Prijsen loonaanpassing zouden deze situatie slechts kunnen verergeren. Volgens Keynes was onder deze omstandigheden koopkrachtsvermeerdering een gebiedende eis, b.v. door belastingverlaging (stimulans voor particuliere investeringen en consumptie), een →goedkoop-geldpolitiek en door het op grote schaal doen uitvoeren van openbare investeringen. Vooral de investeringen achtte Keynes van groot belang in verband met de sterke inkomensverhogende werking die ervan uitgaat (→multiplieranalyse). De tekorten die op de overheidsbegroting zouden ontstaan, moesten worden gefinancierd met nieuw gecreëerde geldmiddelen of liever nog door in de hausse gekweekte overschotten, verkregen door in deze periode de overheidsuitgaven te verminderen en de belastingen te verhogen (anticyclische budgetpolitiek).

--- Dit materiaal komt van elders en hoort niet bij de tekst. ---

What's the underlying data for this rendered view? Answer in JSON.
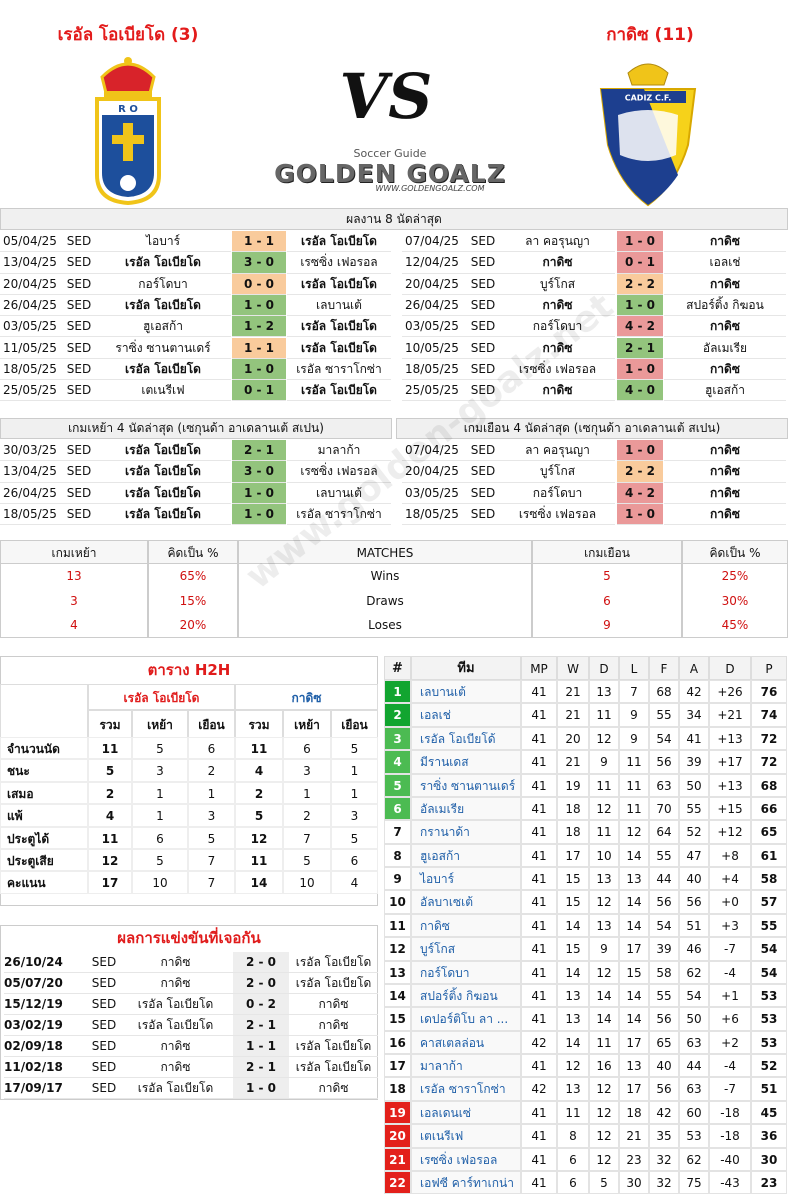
{
  "header": {
    "home_team": "เรอัล โอเบียโด (3)",
    "away_team": "กาดิซ (11)",
    "vs": "VS",
    "home_crest_text": "R O",
    "away_crest_text": "CADIZ C.F.",
    "brand_tagline": "Soccer Guide",
    "brand_name": "GOLDEN GOALZ",
    "brand_url": "WWW.GOLDENGOALZ.COM",
    "watermark": "www.golden-goalz.net"
  },
  "last8": {
    "title": "ผลงาน 8 นัดล่าสุด",
    "home": [
      [
        "05/04/25",
        "SED",
        "ไอบาร์",
        "1 - 1",
        "เรอัล โอเบียโด",
        "#f9cb9c"
      ],
      [
        "13/04/25",
        "SED",
        "เรอัล โอเบียโด",
        "3 - 0",
        "เรซซิ่ง เฟอรอล",
        "#93c47d"
      ],
      [
        "20/04/25",
        "SED",
        "กอร์โดบา",
        "0 - 0",
        "เรอัล โอเบียโด",
        "#f9cb9c"
      ],
      [
        "26/04/25",
        "SED",
        "เรอัล โอเบียโด",
        "1 - 0",
        "เลบานเต้",
        "#93c47d"
      ],
      [
        "03/05/25",
        "SED",
        "ฮูเอสก้า",
        "1 - 2",
        "เรอัล โอเบียโด",
        "#93c47d"
      ],
      [
        "11/05/25",
        "SED",
        "ราซิ่ง ซานตานเดร์",
        "1 - 1",
        "เรอัล โอเบียโด",
        "#f9cb9c"
      ],
      [
        "18/05/25",
        "SED",
        "เรอัล โอเบียโด",
        "1 - 0",
        "เรอัล ซาราโกซ่า",
        "#93c47d"
      ],
      [
        "25/05/25",
        "SED",
        "เตเนรีเฟ",
        "0 - 1",
        "เรอัล โอเบียโด",
        "#93c47d"
      ]
    ],
    "away": [
      [
        "07/04/25",
        "SED",
        "ลา คอรุนญา",
        "1 - 0",
        "กาดิซ",
        "#ea9999"
      ],
      [
        "12/04/25",
        "SED",
        "กาดิซ",
        "0 - 1",
        "เอลเช่",
        "#ea9999"
      ],
      [
        "20/04/25",
        "SED",
        "บูร์โกส",
        "2 - 2",
        "กาดิซ",
        "#f9cb9c"
      ],
      [
        "26/04/25",
        "SED",
        "กาดิซ",
        "1 - 0",
        "สปอร์ติ้ง กิฆอน",
        "#93c47d"
      ],
      [
        "03/05/25",
        "SED",
        "กอร์โดบา",
        "4 - 2",
        "กาดิซ",
        "#ea9999"
      ],
      [
        "10/05/25",
        "SED",
        "กาดิซ",
        "2 - 1",
        "อัลเมเรีย",
        "#93c47d"
      ],
      [
        "18/05/25",
        "SED",
        "เรซซิ่ง เฟอรอล",
        "1 - 0",
        "กาดิซ",
        "#ea9999"
      ],
      [
        "25/05/25",
        "SED",
        "กาดิซ",
        "4 - 0",
        "ฮูเอสก้า",
        "#93c47d"
      ]
    ]
  },
  "last4": {
    "home_title": "เกมเหย้า 4 นัดล่าสุด (เซกุนด้า อาเดลานเต้ สเปน)",
    "away_title": "เกมเยือน 4 นัดล่าสุด (เซกุนด้า อาเดลานเต้ สเปน)",
    "home": [
      [
        "30/03/25",
        "SED",
        "เรอัล โอเบียโด",
        "2 - 1",
        "มาลาก้า",
        "#93c47d"
      ],
      [
        "13/04/25",
        "SED",
        "เรอัล โอเบียโด",
        "3 - 0",
        "เรซซิ่ง เฟอรอล",
        "#93c47d"
      ],
      [
        "26/04/25",
        "SED",
        "เรอัล โอเบียโด",
        "1 - 0",
        "เลบานเต้",
        "#93c47d"
      ],
      [
        "18/05/25",
        "SED",
        "เรอัล โอเบียโด",
        "1 - 0",
        "เรอัล ซาราโกซ่า",
        "#93c47d"
      ]
    ],
    "away": [
      [
        "07/04/25",
        "SED",
        "ลา คอรุนญา",
        "1 - 0",
        "กาดิซ",
        "#ea9999"
      ],
      [
        "20/04/25",
        "SED",
        "บูร์โกส",
        "2 - 2",
        "กาดิซ",
        "#f9cb9c"
      ],
      [
        "03/05/25",
        "SED",
        "กอร์โดบา",
        "4 - 2",
        "กาดิซ",
        "#ea9999"
      ],
      [
        "18/05/25",
        "SED",
        "เรซซิ่ง เฟอรอล",
        "1 - 0",
        "กาดิซ",
        "#ea9999"
      ]
    ]
  },
  "stats": {
    "headers": [
      "เกมเหย้า",
      "คิดเป็น %",
      "MATCHES",
      "เกมเยือน",
      "คิดเป็น %"
    ],
    "rows": [
      [
        13,
        "65%",
        "Wins",
        5,
        "25%"
      ],
      [
        3,
        "15%",
        "Draws",
        6,
        "30%"
      ],
      [
        4,
        "20%",
        "Loses",
        9,
        "45%"
      ]
    ]
  },
  "h2h": {
    "title": "ตาราง H2H",
    "teams": [
      "เรอัล โอเบียโด",
      "กาดิซ"
    ],
    "columns": [
      "รวม",
      "เหย้า",
      "เยือน"
    ],
    "rows": [
      [
        "จำนวนนัด",
        11,
        5,
        6,
        11,
        6,
        5
      ],
      [
        "ชนะ",
        5,
        3,
        2,
        4,
        3,
        1
      ],
      [
        "เสมอ",
        2,
        1,
        1,
        2,
        1,
        1
      ],
      [
        "แพ้",
        4,
        1,
        3,
        5,
        2,
        3
      ],
      [
        "ประตูได้",
        11,
        6,
        5,
        12,
        7,
        5
      ],
      [
        "ประตูเสีย",
        12,
        5,
        7,
        11,
        5,
        6
      ],
      [
        "คะแนน",
        17,
        10,
        7,
        14,
        10,
        4
      ]
    ]
  },
  "meetings": {
    "title": "ผลการแข่งขันที่เจอกัน",
    "rows": [
      [
        "26/10/24",
        "SED",
        "กาดิซ",
        "2 - 0",
        "เรอัล โอเบียโด"
      ],
      [
        "05/07/20",
        "SED",
        "กาดิซ",
        "2 - 0",
        "เรอัล โอเบียโด"
      ],
      [
        "15/12/19",
        "SED",
        "เรอัล โอเบียโด",
        "0 - 2",
        "กาดิซ"
      ],
      [
        "03/02/19",
        "SED",
        "เรอัล โอเบียโด",
        "2 - 1",
        "กาดิซ"
      ],
      [
        "02/09/18",
        "SED",
        "กาดิซ",
        "1 - 1",
        "เรอัล โอเบียโด"
      ],
      [
        "11/02/18",
        "SED",
        "กาดิซ",
        "2 - 1",
        "เรอัล โอเบียโด"
      ],
      [
        "17/09/17",
        "SED",
        "เรอัล โอเบียโด",
        "1 - 0",
        "กาดิซ"
      ]
    ]
  },
  "league": {
    "headers": [
      "#",
      "ทีม",
      "MP",
      "W",
      "D",
      "L",
      "F",
      "A",
      "D",
      "P"
    ],
    "rows": [
      [
        1,
        "เลบานเต้",
        41,
        21,
        13,
        7,
        68,
        42,
        "+26",
        76
      ],
      [
        2,
        "เอลเช่",
        41,
        21,
        11,
        9,
        55,
        34,
        "+21",
        74
      ],
      [
        3,
        "เรอัล โอเบียโด้",
        41,
        20,
        12,
        9,
        54,
        41,
        "+13",
        72
      ],
      [
        4,
        "มีรานเดส",
        41,
        21,
        9,
        11,
        56,
        39,
        "+17",
        72
      ],
      [
        5,
        "ราซิ่ง ซานตานเดร์",
        41,
        19,
        11,
        11,
        63,
        50,
        "+13",
        68
      ],
      [
        6,
        "อัลเมเรีย",
        41,
        18,
        12,
        11,
        70,
        55,
        "+15",
        66
      ],
      [
        7,
        "กรานาด้า",
        41,
        18,
        11,
        12,
        64,
        52,
        "+12",
        65
      ],
      [
        8,
        "ฮูเอสก้า",
        41,
        17,
        10,
        14,
        55,
        47,
        "+8",
        61
      ],
      [
        9,
        "ไอบาร์",
        41,
        15,
        13,
        13,
        44,
        40,
        "+4",
        58
      ],
      [
        10,
        "อัลบาเซเต้",
        41,
        15,
        12,
        14,
        56,
        56,
        "+0",
        57
      ],
      [
        11,
        "กาดิซ",
        41,
        14,
        13,
        14,
        54,
        51,
        "+3",
        55
      ],
      [
        12,
        "บูร์โกส",
        41,
        15,
        9,
        17,
        39,
        46,
        "-7",
        54
      ],
      [
        13,
        "กอร์โดบา",
        41,
        14,
        12,
        15,
        58,
        62,
        "-4",
        54
      ],
      [
        14,
        "สปอร์ติ้ง กิฆอน",
        41,
        13,
        14,
        14,
        55,
        54,
        "+1",
        53
      ],
      [
        15,
        "เดปอร์ติโบ ลา ...",
        41,
        13,
        14,
        14,
        56,
        50,
        "+6",
        53
      ],
      [
        16,
        "คาสเตลล่อน",
        42,
        14,
        11,
        17,
        65,
        63,
        "+2",
        53
      ],
      [
        17,
        "มาลาก้า",
        41,
        12,
        16,
        13,
        40,
        44,
        "-4",
        52
      ],
      [
        18,
        "เรอัล ซาราโกซ่า",
        42,
        13,
        12,
        17,
        56,
        63,
        "-7",
        51
      ],
      [
        19,
        "เอลเดนเซ่",
        41,
        11,
        12,
        18,
        42,
        60,
        "-18",
        45
      ],
      [
        20,
        "เตเนรีเฟ",
        41,
        8,
        12,
        21,
        35,
        53,
        "-18",
        36
      ],
      [
        21,
        "เรซซิ่ง เฟอรอล",
        41,
        6,
        12,
        23,
        32,
        62,
        "-40",
        30
      ],
      [
        22,
        "เอฟซี คาร์ทาเกน่า",
        41,
        6,
        5,
        30,
        32,
        75,
        "-43",
        23
      ]
    ],
    "rank_colors": [
      "#12a530",
      "#12a530",
      "#4cbb52",
      "#4cbb52",
      "#4cbb52",
      "#4cbb52",
      null,
      null,
      null,
      null,
      null,
      null,
      null,
      null,
      null,
      null,
      null,
      null,
      "#e3201b",
      "#e3201b",
      "#e3201b",
      "#e3201b"
    ]
  }
}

Begrijpelijk is dat Keynes’ theorie in de wereldcrisis van de jaren dertig onmiddellijk aansloeg, omdat alleen zij de middelen voor een actieve depressiebestrijding aangaf. Tijdens de Tweede Wereldoorlog stelde Keynes zich wederom in dienst van zijn land. In zijn functie van adviseur aan het Departement van Financiën en directeur van The Bank of England hield hij zich vooral bezig met problemen van de oorlogsfinanciering. Hij speelde voorts een belangrijke rol bij de totstandkoming van de Leenen Pachtwet (1941), de overeenkomst van →Bretton Woods (1944) en de grote naoorlogse lening van de VS aan Engeland (1946). Ook na de Tweede Wereldoorlog heeft de economische politiek lange tijd onder invloed van de Keynesiaanse analyse gestaan. Toen de economische politiek echter een sterk accent ging leggen op het groeibeleid, verdween de op Keynes’ visie gebaseerde conjunctuurpolitiek iets meer naar de achtergrond. Bovendien is de werkloosheid zozeer van structurele aard gebleken, dat het Keynesiaanse beleid, dat bestaat uit het opvoeren van overheidsuitgaven, geen effect sorteert.
Werken: Indian currency and finance (1913), The economic consequences of the peace (1919), A treatise on probability (1921), A revision of the treaty (1922), A tract on monetary reform (1923), A treatise on money (1930), Essays in persuasion (1931), General theory of employment, interest and money (1936), How to pay for the war? (1940).
Uitgave: The collected writings of J.M.Keynes (1972).
LITT. R.F.Harrod, The life of J.M.Keynes (1951); L.R.Klein, The Keynesian revolution (1947, 2e dr. 1950); K.K.Kurihara, Introd. to Keynesian dynamics (1956); K.K.Kurihara, The Keynesian theory of econ. development (1959); M.Keynes (red.), Essays on J.M.Keynes (1975); D.Patinkin, Keynes’ monet. thought (1976).